KUALA LUMPUR: Unlike the vibrant and colourful celebration of Thaipusam at the famous Batu Caves temple complex of years past, the occasion was marked under a subdued atmosphere this year.
Despite the “new normal” that seemingly subdued the lively Thaipusam spirit, devotees at Batu Caves were cooperative with the authorities and abided by the standard operating procedure (SOP) to curb the spread of Covid-19.
The low-key celebration was in respect of the ruling to cancel public events under the current movement control order.
There was not the usual sight of a sea of devotees this time around, a far cry from previous years that would see thousands of them thronging Batu Caves with passionate displays of worship and colours.
Instead, those present at Batu Caves yesterday were the police, the People’s Volunteer Corps (Rela), temple staff and committee members as well as the media.
Rela guards stood watch at the temple entrance in order to ensure crowd control.

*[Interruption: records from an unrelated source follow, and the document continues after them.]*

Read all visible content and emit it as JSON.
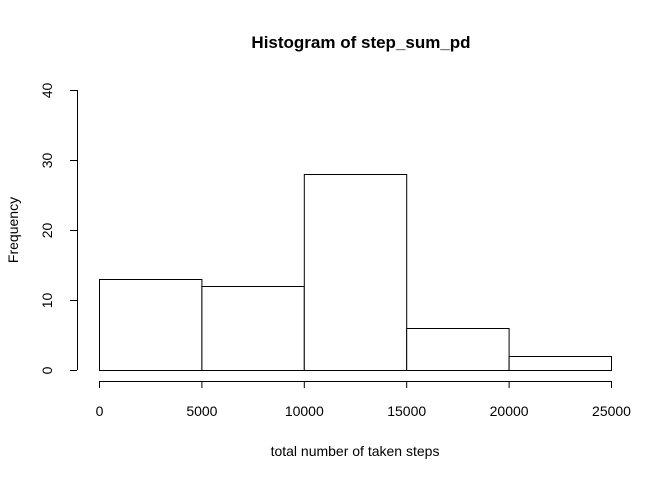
{
  "chart_data": {
    "type": "bar",
    "title": "Histogram of step_sum_pd",
    "xlabel": "total number of taken steps",
    "ylabel": "Frequency",
    "bins": [
      {
        "start": 0,
        "end": 5000,
        "value": 13
      },
      {
        "start": 5000,
        "end": 10000,
        "value": 12
      },
      {
        "start": 10000,
        "end": 15000,
        "value": 28
      },
      {
        "start": 15000,
        "end": 20000,
        "value": 6
      },
      {
        "start": 20000,
        "end": 25000,
        "value": 2
      }
    ],
    "xlim": [
      0,
      25000
    ],
    "ylim": [
      0,
      40
    ],
    "x_ticks": [
      "0",
      "5000",
      "10000",
      "15000",
      "20000",
      "25000"
    ],
    "y_ticks": [
      "0",
      "10",
      "20",
      "30",
      "40"
    ],
    "grid": false,
    "colors": {
      "bar_fill": "#ffffff",
      "bar_stroke": "#000000"
    }
  }
}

Sri Maha Mariamman Temple Dhevasthanam chairman Tan Sri R. Nadarajah said the Thaipusam celebration this year at Batu caves was a great and peaceful celebration despite being a quiet one.
“The devotees were very cooperative too, ” he said, adding that those who could not make it to Batu Caves managed to celebrate Thaipusam by live streaming from their respective homes.
The temple trustee Datuk Dr AT Kumararajah also praised the public for complying with the authorities’ request to stay at home and celebrate Thaipusam.
“I think there is a nearly 100% compliance and the Hindus have shown a level of maturity, which is extremely surprising.
“On behalf of the temple, we thank the public for being responsible and mature in mitigating the risks of the pandemic while observing the necessary SOP, ” he said.
At the same time, Dr Kumararajah also thanked the authorities for handling the Thaipusam celebration well this year.
Each year, thousands of devotees climb up Batu Caves’s 272 steps to commemorate the birthday of Lord Muruga, who was given a “vel” (spear) by his mother, Goddess Parvati, to vanquish the evil Soorapadman.
It is celebrated by Hindus in the Tamil month of Thai which falls either in January or February.